Bromley’s executive member for public protection and safety Cllr Kate Lymer said: “My thanks go to the neighbour who reported this matter which otherwise may have gone undetected”.
Their Trading Standards rapid response team can be contacted on 07903 852090. (Source: Bromley council press release)
WOMAN JAILED FOR 30 MONTHS FOR BENEFIT FRAUD
A 52 year-old woman from South Lambeth has been sentenced to two-and-a-half years in prison after pleading guilty to five counts of fraud and admitting she had claimed over £96,000 in Housing Benefit for a property that she owned.

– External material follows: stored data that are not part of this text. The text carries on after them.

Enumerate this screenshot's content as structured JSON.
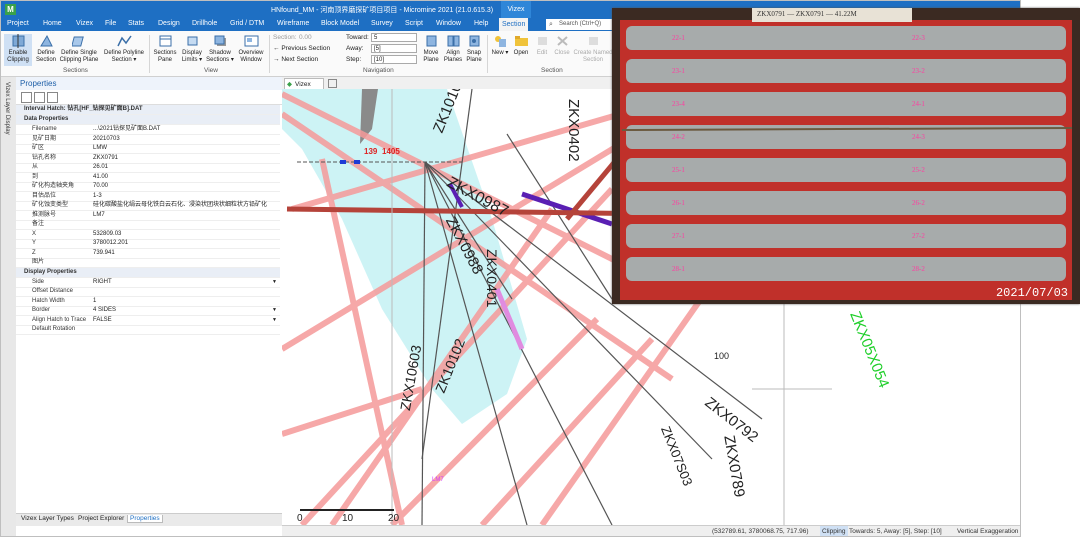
{
  "titlebar": {
    "app_icon": "M",
    "title": "HNfound_MM - 河南顶界磨探矿项目项目 - Micromine 2021 (21.0.615.3)",
    "context_tab": "Vizex"
  },
  "menubar": {
    "items": [
      "Project",
      "Home",
      "Vizex",
      "File",
      "Stats",
      "Design",
      "Drillhole",
      "Grid / DTM",
      "Wireframe",
      "Block Model",
      "Survey",
      "Script",
      "Window",
      "Help"
    ],
    "active": "Section",
    "search_placeholder": "Search (Ctrl+Q)"
  },
  "ribbon": {
    "clipping_buttons": [
      "Enable Clipping",
      "Define Section",
      "Define Single Clipping Plane",
      "Define Polyline Section ▾"
    ],
    "clipping_group": "Sections",
    "view_buttons": [
      "Sections Pane",
      "Display Limits ▾",
      "Shadow Sections ▾",
      "Overview Window"
    ],
    "view_group": "View",
    "nav_section_label": "Section:",
    "nav_section_value": "0.00",
    "nav_prev": "Previous Section",
    "nav_next": "Next Section",
    "toward_label": "Toward:",
    "toward_value": "5",
    "away_label": "Away:",
    "away_value": "[5]",
    "step_label": "Step:",
    "step_value": "[10]",
    "plane_buttons": [
      "Move Plane",
      "Align Planes",
      "Snap Plane"
    ],
    "navigation_group": "Navigation",
    "file_buttons": [
      "New ▾",
      "Open",
      "Edit",
      "Close",
      "Create Named Section"
    ],
    "file_group": "Section"
  },
  "sidestrip": {
    "label": "Vizex Layer Display"
  },
  "properties": {
    "header": "Properties",
    "object": "Interval Hatch: 钻孔[HF_钻探见矿面B].DAT",
    "data_section": "Data Properties",
    "data_rows": [
      {
        "k": "Filename",
        "v": "...\\2021钻探见矿面B.DAT"
      },
      {
        "k": "见矿日期",
        "v": "20210703"
      },
      {
        "k": "矿区",
        "v": "LMW"
      },
      {
        "k": "钻孔名称",
        "v": "ZKX0791"
      },
      {
        "k": "从",
        "v": "26.01"
      },
      {
        "k": "到",
        "v": "41.00"
      },
      {
        "k": "矿化构造轴夹角",
        "v": "70.00"
      },
      {
        "k": "目估品位",
        "v": "1-3"
      },
      {
        "k": "矿化蚀变类型",
        "v": "硅化碳酸盐化绢云母化铁白云石化、浸染状团块状细粒状方铅矿化"
      },
      {
        "k": "推测脉号",
        "v": "LM7"
      },
      {
        "k": "备注",
        "v": ""
      },
      {
        "k": "X",
        "v": "532809.03"
      },
      {
        "k": "Y",
        "v": "3780012.201"
      },
      {
        "k": "Z",
        "v": "739.941"
      },
      {
        "k": "图片",
        "v": ""
      }
    ],
    "display_section": "Display Properties",
    "display_rows": [
      {
        "k": "Side",
        "v": "RIGHT"
      },
      {
        "k": "Offset Distance",
        "v": ""
      },
      {
        "k": "Hatch Width",
        "v": "1"
      },
      {
        "k": "Border",
        "v": "4 SIDES"
      },
      {
        "k": "Align Hatch to Trace",
        "v": "FALSE"
      },
      {
        "k": "Default Rotation",
        "v": ""
      }
    ],
    "bottom_tabs": [
      "Vizex Layer Types",
      "Project Explorer",
      "Properties"
    ]
  },
  "viewport": {
    "tab_label": "Vizex",
    "hole_labels": [
      "ZK10101",
      "ZKX0402",
      "ZKX0987",
      "ZKX0988",
      "ZKX0401",
      "ZK10102",
      "ZKX10603",
      "ZKX0792",
      "ZKX07S03",
      "ZKX0789",
      "ZKX05X054"
    ],
    "markers": [
      "139",
      "1405"
    ],
    "scale": [
      "0",
      "10",
      "20"
    ],
    "tick_100": "100",
    "vein_label": "LM7"
  },
  "status": {
    "coords": "(532789.61, 3780068.75, 717.96)",
    "clipping": "Clipping",
    "clip_settings": "Towards: 5, Away: [5], Step: [10]",
    "vert_exag": "Vertical Exaggeration"
  },
  "photo": {
    "label_text": "ZKX0791 — ZKX0791 — 41.22M",
    "date_stamp": "2021/07/03",
    "core_tags": [
      "22-1",
      "22-3",
      "23-1",
      "23-2",
      "23-4",
      "24-1",
      "24-2",
      "24-3",
      "25-1",
      "25-2",
      "26-1",
      "26-2",
      "27-1",
      "27-2",
      "28-1",
      "28-2"
    ]
  },
  "colors": {
    "brand_blue": "#1e6fc3",
    "hatch_cyan": "#cdf3f5",
    "fault_pink": "#f59a9a",
    "arrow_red": "#b5433a",
    "tray_red": "#c0302a",
    "core_gray": "#a7abab",
    "green_label": "#1fcf2a",
    "magenta": "#d23cff",
    "purple_hatch": "#5a1fb3"
  }
}
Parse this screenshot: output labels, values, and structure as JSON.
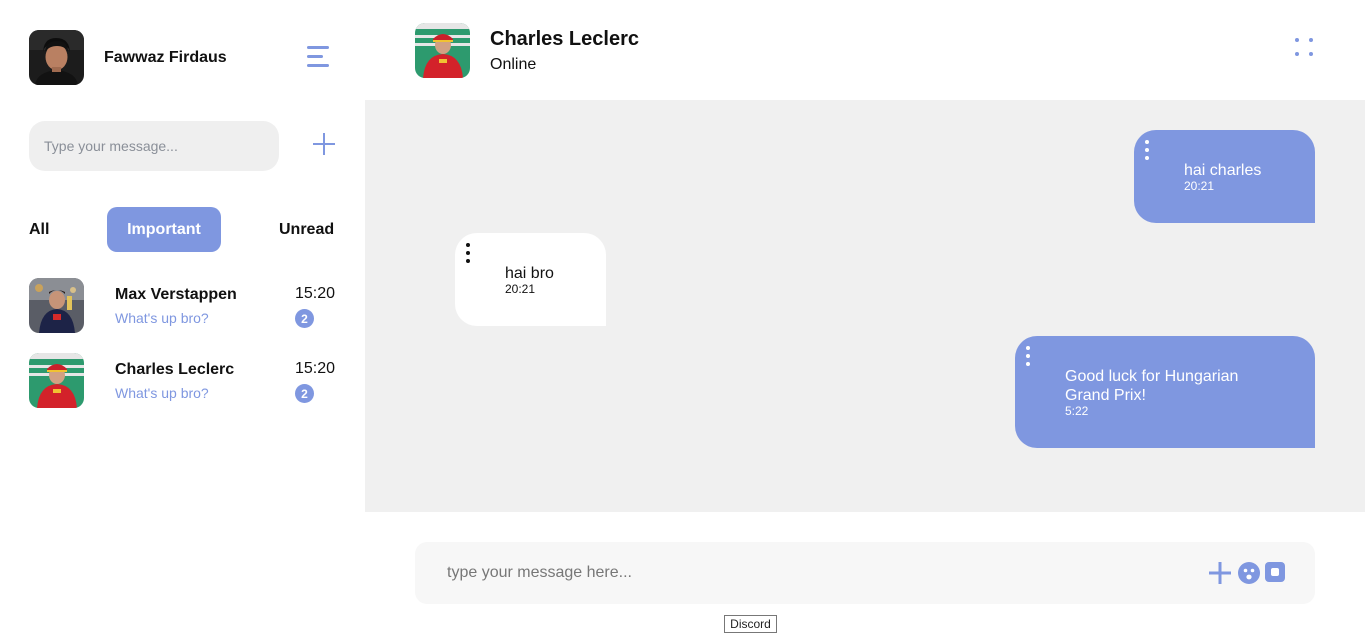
{
  "user": {
    "name": "Fawwaz Firdaus"
  },
  "sidebar": {
    "search_placeholder": "Type your message...",
    "tabs": [
      {
        "label": "All"
      },
      {
        "label": "Important"
      },
      {
        "label": "Unread"
      }
    ],
    "contacts": [
      {
        "name": "Max Verstappen",
        "preview": "What's up bro?",
        "time": "15:20",
        "unread": "2"
      },
      {
        "name": "Charles Leclerc",
        "preview": "What's up bro?",
        "time": "15:20",
        "unread": "2"
      }
    ]
  },
  "chat": {
    "name": "Charles Leclerc",
    "status": "Online",
    "messages": [
      {
        "direction": "out",
        "text": "hai charles",
        "time": "20:21"
      },
      {
        "direction": "in",
        "text": "hai bro",
        "time": "20:21"
      },
      {
        "direction": "out",
        "text": "Good luck for Hungarian Grand Prix!",
        "time": "5:22"
      }
    ]
  },
  "composer": {
    "placeholder": "type your message here..."
  },
  "tooltip": {
    "label": "Discord"
  },
  "colors": {
    "accent": "#7f97e0",
    "chat_background": "#f0f0f0",
    "input_background": "#efefef"
  },
  "icons": {
    "menu": "hamburger-menu-icon",
    "add": "plus-icon",
    "more": "dots-grid-icon",
    "emoji": "emoji-icon",
    "camera": "camera-icon"
  }
}
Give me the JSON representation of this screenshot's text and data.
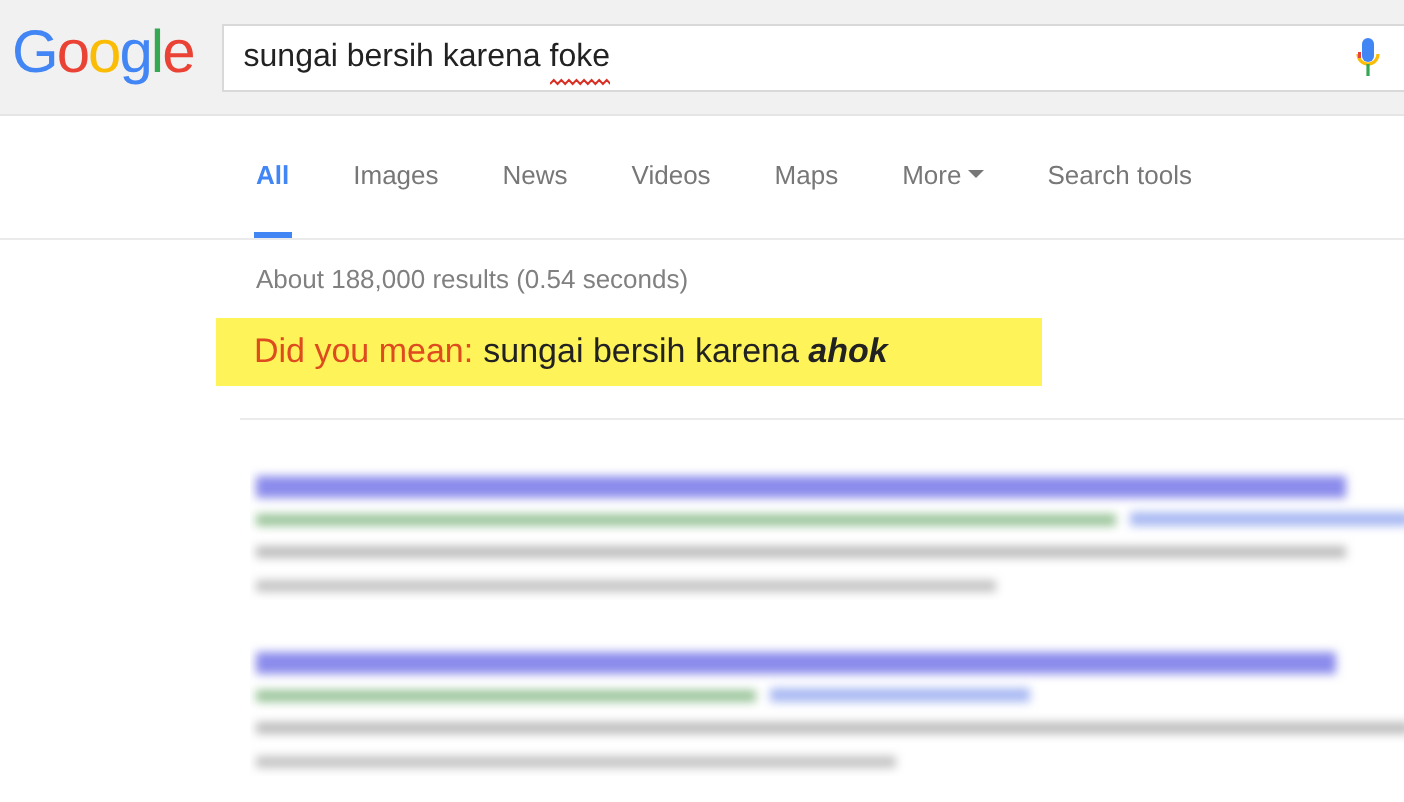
{
  "logo": "Google",
  "query_words": [
    {
      "text": "sungai",
      "misspelled": false
    },
    {
      "text": "bersih",
      "misspelled": false
    },
    {
      "text": "karena",
      "misspelled": false
    },
    {
      "text": "foke",
      "misspelled": true
    }
  ],
  "tabs": [
    {
      "label": "All",
      "selected": true,
      "kind": "tab"
    },
    {
      "label": "Images",
      "selected": false,
      "kind": "tab"
    },
    {
      "label": "News",
      "selected": false,
      "kind": "tab"
    },
    {
      "label": "Videos",
      "selected": false,
      "kind": "tab"
    },
    {
      "label": "Maps",
      "selected": false,
      "kind": "tab"
    },
    {
      "label": "More",
      "selected": false,
      "kind": "menu"
    },
    {
      "label": "Search tools",
      "selected": false,
      "kind": "tab"
    }
  ],
  "result_stats": "About 188,000 results (0.54 seconds)",
  "did_you_mean": {
    "label": "Did you mean:",
    "suggestion": "sungai bersih karena **ahok**"
  },
  "results": [
    {
      "kind": "blurred"
    },
    {
      "kind": "blurred"
    }
  ]
}
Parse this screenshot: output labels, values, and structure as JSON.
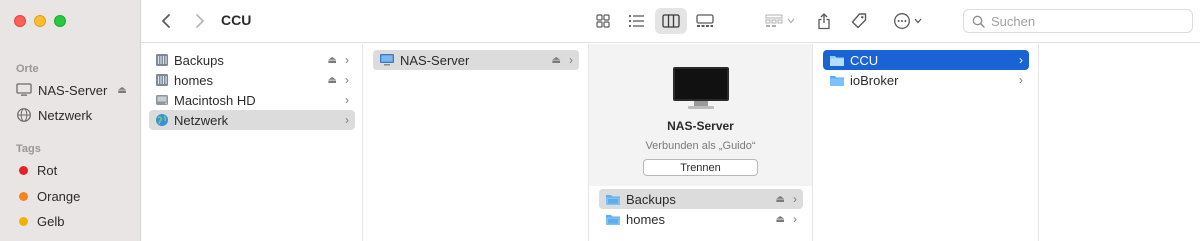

The case, brings to £3.6m the amount Lambeth council’s Counter Fraud Team have secured through interventions in 2015.
The woman also failed to declare she owned and rented out a second property in Croydon, and was in the process of claiming an extra £40,000 as a backdated payment of benefit when the offence was identified by a Lambeth assessment officer.
The fraud started in 2006, when she put in a claim for benefit for help to pay rent she claimed to pay to a private landlord – when she actually owned the property.
The investigation found that she had declared one bank account in one name when in fact she held eight further bank accounts in other names and that she owned a second property which she rented out for £1,100 a month.
The bank accounts that had not been declared indicated that she had been working at times during the period of her claim and she had not disclosed any such employment to the council
She was sentenced at the Inner London Crown Court following the investigation led by Lambeth council fraud officers. The council has now begun work to recover the outstanding debt through the Proceeds of Crime Act (POCA), as well as any gain made in the value of the property she owned in Croydon, which had been paid for in part through her crime.
Lambeth council say that in the past year its counter fraud team have:
• Recovered 93 properties that were subject to tenancy fraud at a value of £1.674m
• Made recommendations for the recovery of 104 properties that were subject to tenancy fraud
• Prevented eight right to buy discounts valued at over £800,000
• Prosecuted 14 claimants for benefit fraud and secured sanctions against another 10 claimants (even though benefit fraud investigations were transferred to DWP in February 2015)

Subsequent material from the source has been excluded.